Zahnlose Tigerin

Das Entgelttransparenzgesetz nützt bisher wenig, doch es gibt Wege, es zu retten, meint Lotte Laloire

  • Lotte Laloire
  • Lesedauer: 2 Min.

Im Hinblick auf ökonomische Gleichheit nützt uns Frauen die aktuelle Bundesregierung genauso wenig wie das Gendersternchen. Noch witzloser ist eigentlich nur das Entgelttransparenzgesetz. Das zeigt auch der Bericht über die Wirkung der Norm, mit dem sich Union und SPD am Mittwoch befassten. Das Scheininstrument ist seit Januar 2018 in Kraft und besagt, dass in Unternehmen mit mehr als 200 Beschäftigten Transparenz über die Bezahlung eingefordert werden kann. Der 21-prozentige Lohnabstand, der Frauen von Männern trennt (Gender-Pay-Gap), ist seitdem nicht gesunken. Und auch mit der Transparenz ist es nicht weit her. Ein Ergebnis der Studie lautet - welch Überraschung! -, dass der »Auskunftsanspruch bisher eher zurückhaltend genutzt wird«, wie Frauenministerin Franziska Giffey (SPD) eingestand. Das Transparenzgesetz ist nicht nur »zu unbekannt«, wie der Report weiter feststellt. Egal, wie viel von unseren Steuern die Regierung noch für die Bewerbung verschleudert: Auskunftsberechtigt im Betrieb ist sowieso kaum eine. Bundesweit arbeiten mehr als die Hälfte aller Frauen in kleinen und mittleren Betrieben mit weniger als 200 Kolleg*innen. Nimmt man Mecklenburg-Vorpommern als Beispiel, haben dort gerade einmal 0,5 Prozent der Betriebe mehr als 200 Mitarbeitende, wie die dortige Regierung der Linksfraktion im Landtag mitteilte. Soll Transparenz für mehr Frauen gelten, gehört diese 200er-Marke aufgehoben! Der Gedanke, den die Regierung dahinter gehabt haben dürfte: Bloß die armen Kleinen vor Regulierung verschonen. Doch Gleichheit ergibt sich aus dem Grundgesetz und sie muss von allen gewährt werden, dem traditionellen Familienbetrieb ebenso wie dem innovativen Start-up. Wer es nicht finanziert kriegt, Männer und Frauen gleich zu entlohnen, kann gern Pleite machen, und tschüss.

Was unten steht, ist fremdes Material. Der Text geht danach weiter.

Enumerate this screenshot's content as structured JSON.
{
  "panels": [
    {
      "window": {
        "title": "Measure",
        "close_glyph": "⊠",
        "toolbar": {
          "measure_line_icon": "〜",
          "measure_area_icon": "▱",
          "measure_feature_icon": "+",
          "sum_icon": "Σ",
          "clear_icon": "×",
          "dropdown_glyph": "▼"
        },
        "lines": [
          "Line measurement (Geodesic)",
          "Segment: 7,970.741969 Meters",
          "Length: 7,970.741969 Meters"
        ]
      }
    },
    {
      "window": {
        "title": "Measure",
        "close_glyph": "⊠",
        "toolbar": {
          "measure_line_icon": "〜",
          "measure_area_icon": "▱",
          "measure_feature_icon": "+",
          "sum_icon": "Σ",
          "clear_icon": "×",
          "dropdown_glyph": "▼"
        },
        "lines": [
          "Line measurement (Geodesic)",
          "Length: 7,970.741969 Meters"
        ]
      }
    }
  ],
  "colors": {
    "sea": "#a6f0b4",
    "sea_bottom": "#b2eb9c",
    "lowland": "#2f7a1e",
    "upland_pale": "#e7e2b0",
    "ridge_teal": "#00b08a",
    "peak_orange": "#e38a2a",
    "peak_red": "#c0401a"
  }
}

Eine andere Frechheit am Transparenzgesetz ist, dass die Beweislast bei den Frauen liegt. Fast witzig wirkt in diesem Lichte der Hinweis der Union, das Gesetz sei zu einem »sehr frühen Zeitpunkt« bewertet worden. Denn gerade dieser Fehler war von Anfang an klar. Wieso müssen nicht einfach Unternehmen gleiche Bezahlung nachweisen - fertig, aus? Steuernzahlen, Umweltschutzmaßnahmen und andere »Eingriffe in die unternehmerische Freiheit« hält die Regierung doch auch für zumutbar. Dass es umgekehrt laufen kann, beweisen Island oder Schweden, klärt etwa die LINKE im Bundestag auf. Die gleichstellungspolitische Sprecherin der Fraktion, Doris Achelwilm, macht viele konstruktive Vorschläge, die das missratene Gesetz zumindest korrigieren könnten. Sie fordert zum Beispiel ein Verbandsklagerecht, damit Kolleginnen gemeinsam vor Gericht ziehen können, sowie Sanktionen, um Verstöße von Betrieben zu ahnden. Werden diese Ergänzungen nicht eingefügt, bleibt Lohntransparenz für die einen ein unsichtbarer Traum und für die anderen eine zahnlose Tigerin.